Step2Motion: Locomotion Reconstruction from Pressure Sensing Insoles
Jose Luis Ponton, Eduardo Alvarado, Lin Geng Foo, Nuria Pelechano, Carlos Andujar, Marc Habermann
TL;DR
Step2Motion tackles the problem of reconstructing full-body locomotion using only insole sensor data, enabling unconstrained outdoor motion capture. The authors introduce a diffusion-based pose reconstruction framework conditioned on multimodal insole data, augmented by a body-part-aware cross-attention mechanism, and a separate IMU-driven displacement predictor for root motion. Through evaluations on UnderPressure and a new Step2Motion dataset, the method achieves accurate pose, low root-motion drift, and robust performance across diverse locomotion styles, including dancing.
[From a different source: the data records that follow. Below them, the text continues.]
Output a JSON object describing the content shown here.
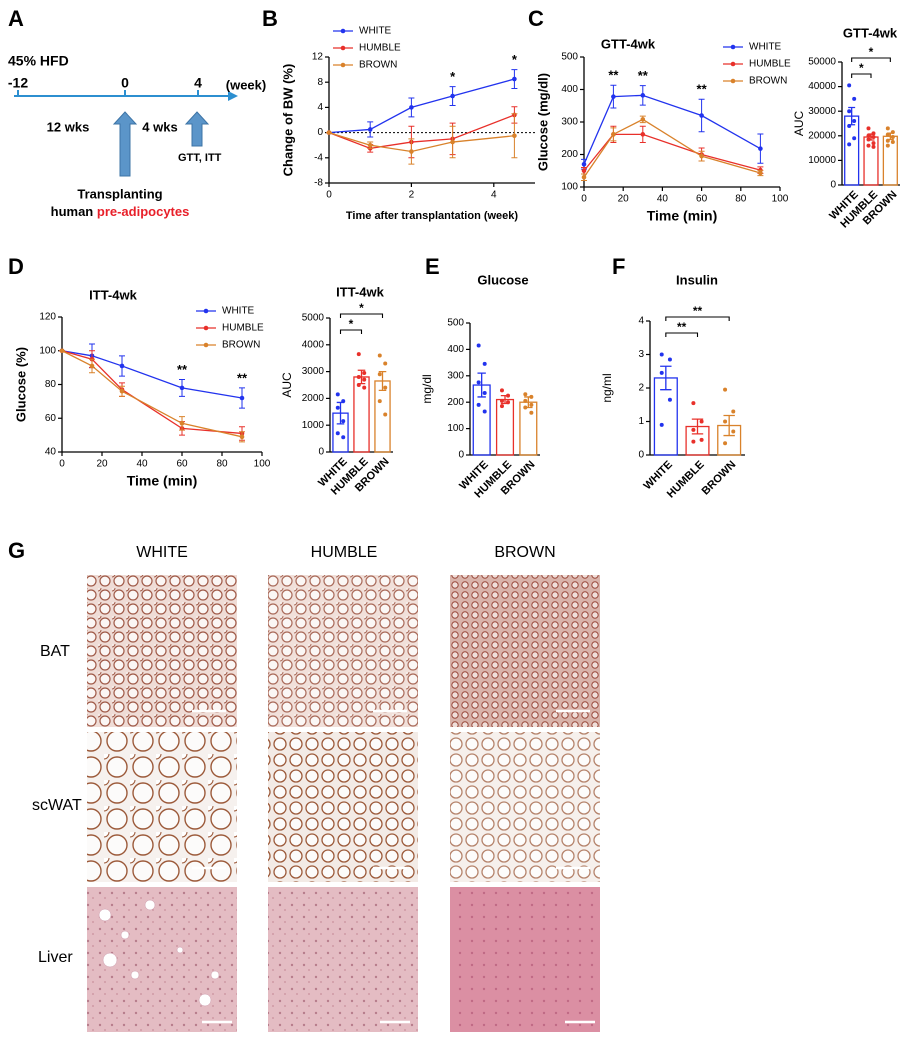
{
  "diagram": {
    "panel_label": "A",
    "diet": "45% HFD",
    "timeline": {
      "ticks": [
        "-12",
        "0",
        "4"
      ],
      "unit": "(week)"
    },
    "periods": [
      "12 wks",
      "4 wks"
    ],
    "event": "GTT, ITT",
    "transplant": [
      "Transplanting",
      "human",
      "pre-adipocytes"
    ]
  },
  "chart_data": [
    {
      "type": "line",
      "panel_label": "B",
      "x_label": "Time after transplantation (week)",
      "y_label": "Change of BW (%)",
      "x": [
        0,
        1,
        2,
        3,
        4.5
      ],
      "xlim": [
        0,
        5
      ],
      "xticks": [
        0,
        2,
        4
      ],
      "ylim": [
        -8,
        12
      ],
      "yticks": [
        -8,
        -4,
        0,
        4,
        8,
        12
      ],
      "hline": 0,
      "series": [
        {
          "name": "WHITE",
          "color": "#2233ee",
          "values": [
            0,
            0.5,
            4,
            5.8,
            8.5
          ],
          "errors": [
            0,
            1.2,
            1.5,
            1.5,
            1.5
          ]
        },
        {
          "name": "HUMBLE",
          "color": "#e8302a",
          "values": [
            0,
            -2.5,
            -1.5,
            -1,
            2.8
          ],
          "errors": [
            0,
            0.6,
            2.5,
            2.5,
            1.3
          ]
        },
        {
          "name": "BROWN",
          "color": "#d9822b",
          "values": [
            0,
            -2,
            -3,
            -1.5,
            -0.5
          ],
          "errors": [
            0,
            0.5,
            2,
            2.5,
            3.5
          ]
        }
      ],
      "significance": [
        null,
        null,
        null,
        "*",
        "*"
      ]
    },
    {
      "type": "line",
      "panel_label": "C",
      "title": "GTT-4wk",
      "x_label": "Time (min)",
      "y_label": "Glucose (mg/dl)",
      "x": [
        0,
        15,
        30,
        60,
        90
      ],
      "xlim": [
        0,
        100
      ],
      "xticks": [
        0,
        20,
        40,
        60,
        80,
        100
      ],
      "ylim": [
        100,
        500
      ],
      "yticks": [
        100,
        200,
        300,
        400,
        500
      ],
      "series": [
        {
          "name": "WHITE",
          "color": "#2233ee",
          "values": [
            170,
            378,
            382,
            320,
            218
          ],
          "errors": [
            15,
            35,
            30,
            50,
            45
          ]
        },
        {
          "name": "HUMBLE",
          "color": "#e8302a",
          "values": [
            150,
            262,
            262,
            200,
            152
          ],
          "errors": [
            10,
            25,
            25,
            20,
            10
          ]
        },
        {
          "name": "BROWN",
          "color": "#d9822b",
          "values": [
            130,
            262,
            308,
            195,
            143
          ],
          "errors": [
            10,
            20,
            10,
            15,
            8
          ]
        }
      ],
      "significance": [
        null,
        "**",
        "**",
        "**",
        null
      ]
    },
    {
      "type": "bar",
      "title": "GTT-4wk",
      "y_label": "AUC",
      "categories": [
        "WHITE",
        "HUMBLE",
        "BROWN"
      ],
      "colors": [
        "#2233ee",
        "#e8302a",
        "#d9822b"
      ],
      "values": [
        28000,
        19500,
        19800
      ],
      "errors": [
        3500,
        1200,
        1300
      ],
      "points": [
        [
          40500,
          35000,
          30000,
          26000,
          24000,
          19000,
          16500
        ],
        [
          23000,
          21000,
          20000,
          19500,
          18500,
          17000,
          16000,
          15500
        ],
        [
          23000,
          21500,
          20500,
          19500,
          18000,
          17500,
          16000
        ]
      ],
      "ylim": [
        0,
        50000
      ],
      "yticks": [
        0,
        10000,
        20000,
        30000,
        40000,
        50000
      ],
      "comparisons": [
        {
          "label": "*",
          "from": 0,
          "to": 1
        },
        {
          "label": "*",
          "from": 0,
          "to": 2
        }
      ]
    },
    {
      "type": "line",
      "panel_label": "D",
      "title": "ITT-4wk",
      "x_label": "Time (min)",
      "y_label": "Glucose (%)",
      "x": [
        0,
        15,
        30,
        60,
        90
      ],
      "xlim": [
        0,
        100
      ],
      "xticks": [
        0,
        20,
        40,
        60,
        80,
        100
      ],
      "ylim": [
        40,
        120
      ],
      "yticks": [
        40,
        60,
        80,
        100,
        120
      ],
      "series": [
        {
          "name": "WHITE",
          "color": "#2233ee",
          "values": [
            100,
            97,
            91,
            78,
            72
          ],
          "errors": [
            0,
            7,
            6,
            5,
            6
          ]
        },
        {
          "name": "HUMBLE",
          "color": "#e8302a",
          "values": [
            100,
            95,
            77,
            54,
            51
          ],
          "errors": [
            0,
            5,
            4,
            4,
            4
          ]
        },
        {
          "name": "BROWN",
          "color": "#d9822b",
          "values": [
            100,
            91,
            76,
            57,
            49
          ],
          "errors": [
            0,
            4,
            3,
            4,
            3
          ]
        }
      ],
      "significance": [
        null,
        null,
        null,
        "**",
        "**"
      ]
    },
    {
      "type": "bar",
      "title": "ITT-4wk",
      "y_label": "AUC",
      "categories": [
        "WHITE",
        "HUMBLE",
        "BROWN"
      ],
      "colors": [
        "#2233ee",
        "#e8302a",
        "#d9822b"
      ],
      "values": [
        1450,
        2800,
        2650
      ],
      "errors": [
        400,
        250,
        350
      ],
      "points": [
        [
          2150,
          1900,
          1650,
          1150,
          700,
          550
        ],
        [
          3650,
          2950,
          2800,
          2700,
          2500,
          2400
        ],
        [
          3600,
          3300,
          2900,
          2400,
          1900,
          1400
        ]
      ],
      "ylim": [
        0,
        5000
      ],
      "yticks": [
        0,
        1000,
        2000,
        3000,
        4000,
        5000
      ],
      "comparisons": [
        {
          "label": "*",
          "from": 0,
          "to": 1
        },
        {
          "label": "*",
          "from": 0,
          "to": 2
        }
      ]
    },
    {
      "type": "bar",
      "panel_label": "E",
      "title": "Glucose",
      "y_label": "mg/dl",
      "categories": [
        "WHITE",
        "HUMBLE",
        "BROWN"
      ],
      "colors": [
        "#2233ee",
        "#e8302a",
        "#d9822b"
      ],
      "values": [
        265,
        210,
        200
      ],
      "errors": [
        45,
        15,
        20
      ],
      "points": [
        [
          415,
          345,
          275,
          235,
          190,
          165
        ],
        [
          245,
          225,
          205,
          200,
          185
        ],
        [
          230,
          220,
          205,
          190,
          180,
          160
        ]
      ],
      "ylim": [
        0,
        500
      ],
      "yticks": [
        0,
        100,
        200,
        300,
        400,
        500
      ]
    },
    {
      "type": "bar",
      "panel_label": "F",
      "title": "Insulin",
      "y_label": "ng/ml",
      "categories": [
        "WHITE",
        "HUMBLE",
        "BROWN"
      ],
      "colors": [
        "#2233ee",
        "#e8302a",
        "#d9822b"
      ],
      "values": [
        2.3,
        0.85,
        0.88
      ],
      "errors": [
        0.35,
        0.22,
        0.3
      ],
      "points": [
        [
          3.0,
          2.85,
          2.45,
          1.65,
          0.9
        ],
        [
          1.55,
          1.0,
          0.75,
          0.45,
          0.4
        ],
        [
          1.95,
          1.3,
          1.0,
          0.7,
          0.35
        ]
      ],
      "ylim": [
        0,
        4
      ],
      "yticks": [
        0,
        1,
        2,
        3,
        4
      ],
      "comparisons": [
        {
          "label": "**",
          "from": 0,
          "to": 1
        },
        {
          "label": "**",
          "from": 0,
          "to": 2
        }
      ]
    }
  ],
  "histology": {
    "panel_label": "G",
    "columns": [
      "WHITE",
      "HUMBLE",
      "BROWN"
    ],
    "rows": [
      "BAT",
      "scWAT",
      "Liver"
    ]
  }
}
This approach advances accessible, robust motion capture for sports analysis, rehabilitation, and entertainment in real-world environments, by effectively leveraging foot-ground interactions captured in insoles.
Abstract
Human motion is fundamentally driven by continuous physical interaction with the environment. Whether walking, running, or simply standing, the forces exchanged between our feet and the ground provide crucial insights for understanding and reconstructing human movement. Recent advances in wearable insole devices offer a compelling solution for capturing these forces in diverse, real-world scenarios. Sensor insoles pose no constraint on the users' motion (unlike mocap suits) and are unaffected by line-of-sight limitations (in contrast to optical systems). These qualities make sensor insoles an ideal choice for robust, unconstrained motion capture, particularly in outdoor environments. Surprisingly, leveraging these devices with recent motion reconstruction methods remains largely unexplored. Aiming to fill this gap, we present Step2Motion, the first approach to reconstruct human locomotion from multi-modal insole sensors. Our method utilizes pressure and inertial data-accelerations and angular rates-captured by the insoles to reconstruct human motion. We evaluate the effectiveness of our approach across a range of experiments to show its versatility for diverse locomotion styles, from simple ones like walking or jogging up to moving sideways, on tiptoes, slightly crouching, or dancing.